Although still young compared to other investment management industry segments, the investment outsourcing playground already is “a very overcrowded place,” ripe for consolidation, said Greenwich's Mr. McCollum.

P&I's universe of investment outsourcers with assets under investment management has grown steadily, from 32 in 2011 to 56 in 2013 to 71 in 2014. The 2014 group includes OCIO outfits, investment consultants-turned-money-managers, manager-of-managers specialists and multiasset class megafund managers.

“I think there will be some acquisitions in this part of the money management industry,” Mr. McCollum said, noting OCIO companies might seek to acquire similar managers to gain client assets.

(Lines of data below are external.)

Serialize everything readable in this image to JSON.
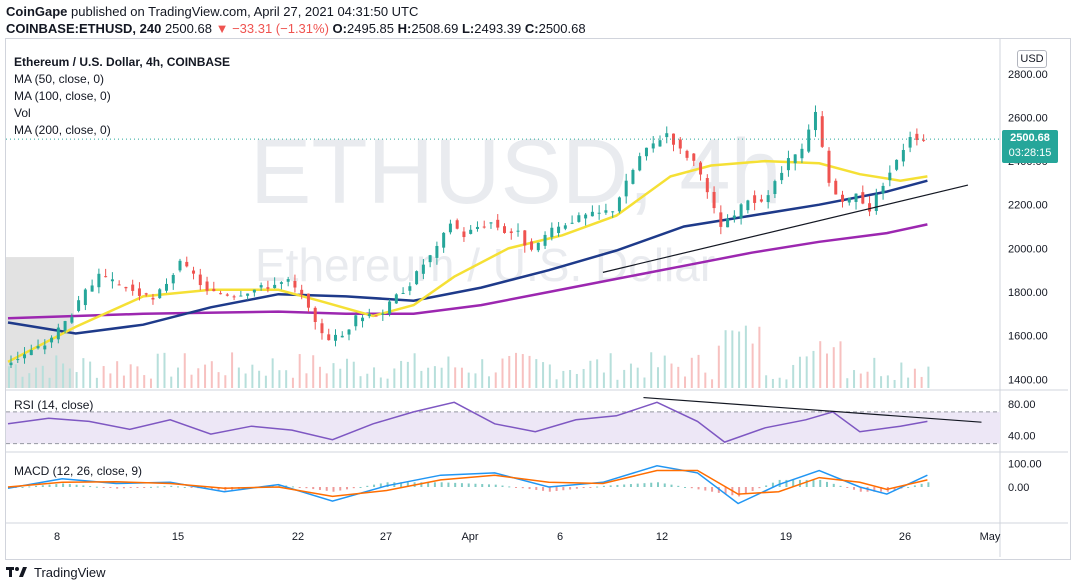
{
  "header": {
    "line1_author": "CoinGape",
    "line1_rest": " published on TradingView.com, April 27, 2021 04:31:50 UTC",
    "symbol": "COINBASE:ETHUSD, 240",
    "last": "2500.68",
    "change": "−33.31 (−1.31%)",
    "o_label": "O:",
    "o": "2495.85",
    "h_label": "H:",
    "h": "2508.69",
    "l_label": "L:",
    "l": "2493.39",
    "c_label": "C:",
    "c": "2500.68"
  },
  "legend": {
    "title": "Ethereum / U.S. Dollar, 4h, COINBASE",
    "ma50": "MA (50, close, 0)",
    "ma100": "MA (100, close, 0)",
    "vol": "Vol",
    "ma200": "MA (200, close, 0)"
  },
  "watermark": {
    "symbol": "ETHUSD, 4h",
    "name": "Ethereum / U.S. Dollar"
  },
  "currency_button": "USD",
  "price_tag": {
    "price": "2500.68",
    "countdown": "03:28:15"
  },
  "footer": {
    "brand": "TradingView"
  },
  "colors": {
    "up": "#26a69a",
    "down": "#ef5350",
    "ma50": "#f5e035",
    "ma100": "#1e3a8a",
    "ma200": "#9c27b0",
    "rsi": "#7e57c2",
    "macd": "#2196f3",
    "signal": "#ff6d00"
  },
  "chart_data": [
    {
      "type": "candlestick",
      "title": "Ethereum / U.S. Dollar, 4h, COINBASE",
      "x_ticks": [
        "8",
        "15",
        "22",
        "27",
        "Apr",
        "6",
        "12",
        "19",
        "26",
        "May"
      ],
      "y_ticks": [
        "2800.00",
        "2600.00",
        "2400.00",
        "2200.00",
        "2000.00",
        "1800.00",
        "1600.00",
        "1400.00"
      ],
      "ylim": [
        1360,
        2900
      ],
      "last_price": 2500.68,
      "price_path": [
        {
          "t": 0,
          "p": 1470
        },
        {
          "t": 3,
          "p": 1560
        },
        {
          "t": 5,
          "p": 1700
        },
        {
          "t": 6,
          "p": 1800
        },
        {
          "t": 7,
          "p": 1870
        },
        {
          "t": 9,
          "p": 1820
        },
        {
          "t": 11,
          "p": 1760
        },
        {
          "t": 13,
          "p": 1930
        },
        {
          "t": 14,
          "p": 1880
        },
        {
          "t": 15,
          "p": 1800
        },
        {
          "t": 17,
          "p": 1790
        },
        {
          "t": 19,
          "p": 1820
        },
        {
          "t": 21,
          "p": 1850
        },
        {
          "t": 22,
          "p": 1780
        },
        {
          "t": 23,
          "p": 1650
        },
        {
          "t": 24,
          "p": 1590
        },
        {
          "t": 25,
          "p": 1600
        },
        {
          "t": 26,
          "p": 1680
        },
        {
          "t": 27,
          "p": 1700
        },
        {
          "t": 28,
          "p": 1710
        },
        {
          "t": 29,
          "p": 1780
        },
        {
          "t": 30,
          "p": 1840
        },
        {
          "t": 31,
          "p": 1930
        },
        {
          "t": 32,
          "p": 2000
        },
        {
          "t": 33,
          "p": 2120
        },
        {
          "t": 34,
          "p": 2060
        },
        {
          "t": 35,
          "p": 2100
        },
        {
          "t": 36,
          "p": 2120
        },
        {
          "t": 37,
          "p": 2080
        },
        {
          "t": 38,
          "p": 2070
        },
        {
          "t": 39,
          "p": 1980
        },
        {
          "t": 40,
          "p": 2060
        },
        {
          "t": 41,
          "p": 2100
        },
        {
          "t": 42,
          "p": 2130
        },
        {
          "t": 43,
          "p": 2150
        },
        {
          "t": 44,
          "p": 2160
        },
        {
          "t": 45,
          "p": 2180
        },
        {
          "t": 46,
          "p": 2300
        },
        {
          "t": 47,
          "p": 2420
        },
        {
          "t": 48,
          "p": 2480
        },
        {
          "t": 49,
          "p": 2530
        },
        {
          "t": 50,
          "p": 2450
        },
        {
          "t": 51,
          "p": 2400
        },
        {
          "t": 52,
          "p": 2250
        },
        {
          "t": 53,
          "p": 2100
        },
        {
          "t": 54,
          "p": 2150
        },
        {
          "t": 55,
          "p": 2230
        },
        {
          "t": 56,
          "p": 2200
        },
        {
          "t": 57,
          "p": 2300
        },
        {
          "t": 58,
          "p": 2400
        },
        {
          "t": 59,
          "p": 2450
        },
        {
          "t": 60,
          "p": 2620
        },
        {
          "t": 61,
          "p": 2300
        },
        {
          "t": 62,
          "p": 2200
        },
        {
          "t": 63,
          "p": 2250
        },
        {
          "t": 64,
          "p": 2180
        },
        {
          "t": 65,
          "p": 2300
        },
        {
          "t": 66,
          "p": 2400
        },
        {
          "t": 67,
          "p": 2520
        },
        {
          "t": 68,
          "p": 2500.68
        }
      ],
      "ma50_path": [
        {
          "t": 0,
          "p": 1480
        },
        {
          "t": 5,
          "p": 1640
        },
        {
          "t": 10,
          "p": 1780
        },
        {
          "t": 15,
          "p": 1810
        },
        {
          "t": 20,
          "p": 1810
        },
        {
          "t": 23,
          "p": 1760
        },
        {
          "t": 27,
          "p": 1690
        },
        {
          "t": 30,
          "p": 1740
        },
        {
          "t": 33,
          "p": 1870
        },
        {
          "t": 37,
          "p": 2000
        },
        {
          "t": 41,
          "p": 2060
        },
        {
          "t": 45,
          "p": 2150
        },
        {
          "t": 49,
          "p": 2330
        },
        {
          "t": 52,
          "p": 2380
        },
        {
          "t": 56,
          "p": 2400
        },
        {
          "t": 60,
          "p": 2390
        },
        {
          "t": 63,
          "p": 2340
        },
        {
          "t": 66,
          "p": 2310
        },
        {
          "t": 68,
          "p": 2330
        }
      ],
      "ma100_path": [
        {
          "t": 0,
          "p": 1660
        },
        {
          "t": 5,
          "p": 1610
        },
        {
          "t": 10,
          "p": 1650
        },
        {
          "t": 15,
          "p": 1730
        },
        {
          "t": 20,
          "p": 1790
        },
        {
          "t": 25,
          "p": 1780
        },
        {
          "t": 30,
          "p": 1760
        },
        {
          "t": 35,
          "p": 1820
        },
        {
          "t": 40,
          "p": 1900
        },
        {
          "t": 45,
          "p": 1990
        },
        {
          "t": 50,
          "p": 2100
        },
        {
          "t": 55,
          "p": 2150
        },
        {
          "t": 60,
          "p": 2200
        },
        {
          "t": 65,
          "p": 2260
        },
        {
          "t": 68,
          "p": 2310
        }
      ],
      "ma200_path": [
        {
          "t": 0,
          "p": 1680
        },
        {
          "t": 10,
          "p": 1700
        },
        {
          "t": 20,
          "p": 1710
        },
        {
          "t": 25,
          "p": 1700
        },
        {
          "t": 30,
          "p": 1700
        },
        {
          "t": 35,
          "p": 1740
        },
        {
          "t": 40,
          "p": 1800
        },
        {
          "t": 45,
          "p": 1860
        },
        {
          "t": 50,
          "p": 1920
        },
        {
          "t": 55,
          "p": 1980
        },
        {
          "t": 60,
          "p": 2030
        },
        {
          "t": 65,
          "p": 2070
        },
        {
          "t": 68,
          "p": 2110
        }
      ],
      "trendline": {
        "from": {
          "t": 44,
          "p": 1890
        },
        "to": {
          "t": 71,
          "p": 2290
        }
      },
      "t_range": [
        0,
        73
      ]
    },
    {
      "type": "line",
      "title": "RSI (14, close)",
      "y_ticks": [
        "80.00",
        "40.00"
      ],
      "ylim": [
        22,
        95
      ],
      "band": [
        30,
        70
      ],
      "rsi_path": [
        {
          "t": 0,
          "p": 55
        },
        {
          "t": 3,
          "p": 62
        },
        {
          "t": 6,
          "p": 58
        },
        {
          "t": 9,
          "p": 48
        },
        {
          "t": 12,
          "p": 60
        },
        {
          "t": 15,
          "p": 42
        },
        {
          "t": 18,
          "p": 52
        },
        {
          "t": 21,
          "p": 47
        },
        {
          "t": 24,
          "p": 35
        },
        {
          "t": 27,
          "p": 55
        },
        {
          "t": 30,
          "p": 70
        },
        {
          "t": 33,
          "p": 82
        },
        {
          "t": 36,
          "p": 55
        },
        {
          "t": 39,
          "p": 45
        },
        {
          "t": 42,
          "p": 60
        },
        {
          "t": 45,
          "p": 65
        },
        {
          "t": 48,
          "p": 82
        },
        {
          "t": 51,
          "p": 58
        },
        {
          "t": 53,
          "p": 32
        },
        {
          "t": 56,
          "p": 50
        },
        {
          "t": 59,
          "p": 60
        },
        {
          "t": 61,
          "p": 70
        },
        {
          "t": 63,
          "p": 45
        },
        {
          "t": 66,
          "p": 52
        },
        {
          "t": 68,
          "p": 58
        }
      ],
      "trendline": {
        "from": {
          "t": 47,
          "p": 88
        },
        "to": {
          "t": 72,
          "p": 57
        }
      }
    },
    {
      "type": "line",
      "title": "MACD (12, 26, close, 9)",
      "y_ticks": [
        "100.00",
        "0.00"
      ],
      "ylim": [
        -140,
        140
      ],
      "macd_path": [
        {
          "t": 0,
          "p": -5
        },
        {
          "t": 4,
          "p": 35
        },
        {
          "t": 8,
          "p": 15
        },
        {
          "t": 12,
          "p": 20
        },
        {
          "t": 16,
          "p": -20
        },
        {
          "t": 20,
          "p": 10
        },
        {
          "t": 24,
          "p": -60
        },
        {
          "t": 28,
          "p": 5
        },
        {
          "t": 32,
          "p": 50
        },
        {
          "t": 36,
          "p": 60
        },
        {
          "t": 40,
          "p": 0
        },
        {
          "t": 44,
          "p": 20
        },
        {
          "t": 48,
          "p": 90
        },
        {
          "t": 51,
          "p": 60
        },
        {
          "t": 54,
          "p": -70
        },
        {
          "t": 57,
          "p": 10
        },
        {
          "t": 60,
          "p": 70
        },
        {
          "t": 63,
          "p": 0
        },
        {
          "t": 65,
          "p": -30
        },
        {
          "t": 68,
          "p": 50
        }
      ],
      "signal_path": [
        {
          "t": 0,
          "p": 0
        },
        {
          "t": 4,
          "p": 20
        },
        {
          "t": 8,
          "p": 22
        },
        {
          "t": 12,
          "p": 15
        },
        {
          "t": 16,
          "p": -5
        },
        {
          "t": 20,
          "p": 0
        },
        {
          "t": 24,
          "p": -40
        },
        {
          "t": 28,
          "p": -15
        },
        {
          "t": 32,
          "p": 30
        },
        {
          "t": 36,
          "p": 50
        },
        {
          "t": 40,
          "p": 20
        },
        {
          "t": 44,
          "p": 15
        },
        {
          "t": 48,
          "p": 70
        },
        {
          "t": 51,
          "p": 70
        },
        {
          "t": 54,
          "p": -30
        },
        {
          "t": 57,
          "p": -20
        },
        {
          "t": 60,
          "p": 40
        },
        {
          "t": 63,
          "p": 20
        },
        {
          "t": 65,
          "p": -10
        },
        {
          "t": 68,
          "p": 30
        }
      ]
    }
  ]
}
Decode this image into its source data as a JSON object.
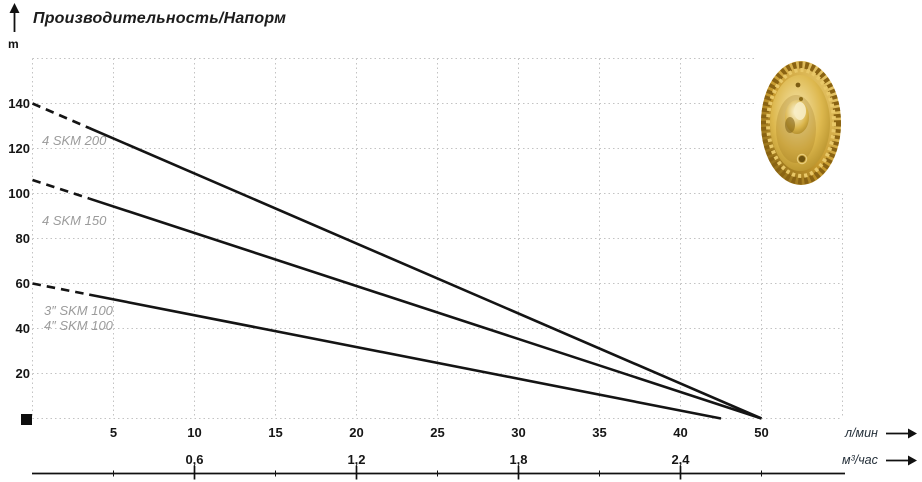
{
  "header": {
    "title": "Производительность/Напорм",
    "y_unit": "m"
  },
  "axis_units": {
    "primary": "л/мин",
    "secondary": "м³/час"
  },
  "chart_data": {
    "type": "line",
    "title": "Производительность/Напорм",
    "y_axis": {
      "label": "m",
      "tick_values": [
        20,
        40,
        60,
        80,
        100,
        120,
        140
      ],
      "range": [
        0,
        160
      ],
      "gridline_step": 20
    },
    "x_axis_primary": {
      "label": "л/мин",
      "tick_labels": [
        "5",
        "10",
        "15",
        "20",
        "25",
        "30",
        "35",
        "40",
        "50"
      ]
    },
    "x_axis_secondary": {
      "label": "м³/час",
      "tick_labels": [
        "0,6",
        "1,2",
        "1,8",
        "2,4"
      ]
    },
    "grid": true,
    "legend_position": "on-curve-left",
    "series": [
      {
        "name": "4 SKM 200",
        "points_flow_head": [
          [
            0,
            140
          ],
          [
            50,
            0
          ]
        ],
        "dashed_until_flow": 3.5
      },
      {
        "name": "4 SKM 150",
        "points_flow_head": [
          [
            0,
            106
          ],
          [
            50,
            0
          ]
        ],
        "dashed_until_flow": 3.5
      },
      {
        "name": "SKM 100",
        "points_flow_head": [
          [
            0,
            60
          ],
          [
            45,
            0
          ]
        ],
        "dashed_until_flow": 3.5
      }
    ],
    "curve_labels": [
      "4 SKM 200",
      "4 SKM 150",
      "3″ SKM 100",
      "4″ SKM 100"
    ],
    "colors": {
      "curve": "#141414",
      "grid": "#c3c3c3",
      "curve_label_gray": "#9b9b9b",
      "axis_text": "#161616",
      "impeller_gold": "#c79a2e"
    }
  }
}
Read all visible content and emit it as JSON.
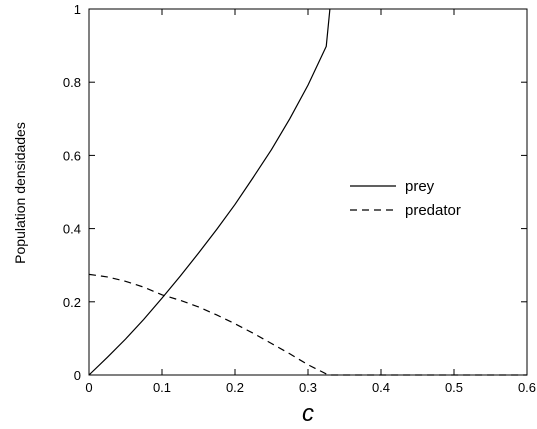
{
  "chart_data": {
    "type": "line",
    "title": "",
    "xlabel": "c",
    "ylabel": "Population densidades",
    "xlim": [
      0,
      0.6
    ],
    "ylim": [
      0,
      1
    ],
    "xticks": [
      "0",
      "0.1",
      "0.2",
      "0.3",
      "0.4",
      "0.5",
      "0.6"
    ],
    "yticks": [
      "0",
      "0.2",
      "0.4",
      "0.6",
      "0.8",
      "1"
    ],
    "grid": false,
    "legend_position": "right-middle",
    "series": [
      {
        "name": "prey",
        "style": "solid",
        "color": "#000000",
        "x": [
          0,
          0.025,
          0.05,
          0.075,
          0.1,
          0.125,
          0.15,
          0.175,
          0.2,
          0.225,
          0.25,
          0.275,
          0.3,
          0.325,
          0.33
        ],
        "y": [
          0,
          0.048,
          0.098,
          0.152,
          0.21,
          0.27,
          0.333,
          0.398,
          0.466,
          0.54,
          0.616,
          0.7,
          0.792,
          0.898,
          1.0
        ]
      },
      {
        "name": "predator",
        "style": "dashed",
        "color": "#000000",
        "x": [
          0,
          0.025,
          0.05,
          0.075,
          0.1,
          0.125,
          0.15,
          0.175,
          0.2,
          0.225,
          0.25,
          0.275,
          0.3,
          0.325,
          0.33,
          0.4,
          0.5,
          0.6
        ],
        "y": [
          0.275,
          0.268,
          0.256,
          0.24,
          0.219,
          0.204,
          0.186,
          0.164,
          0.14,
          0.114,
          0.086,
          0.058,
          0.028,
          0.003,
          0,
          0,
          0,
          0
        ]
      }
    ]
  }
}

He said larger outsourcers, including consultants and fund-of-funds managers, might be in the market for smaller firms to add teams to boost their capabilities in investment management or administration. Traditional multiasset management houses that are desperate to offer their investors more “solutions,” on the other hand, might snap up outsourcers with investment consulting legacy practices to boost their internal advising capabilities, Mr. McCollum said.

“The competitive landscape is heating up and the professionalism of outsourcers is rising as investors become savvier,” said CQA's Mr. Quirk.

“Investors, especially new entrants, are beginning to sift between winners and losers in their initial evaluations. Essential qualities investors look for increasingly include scale; robust infrastructure; institutional quality sales, marketing and client services; brand recognition; and perhaps most importantly, true capability to manage an institutional portfolio in its entirety,” Mr. Quirk said.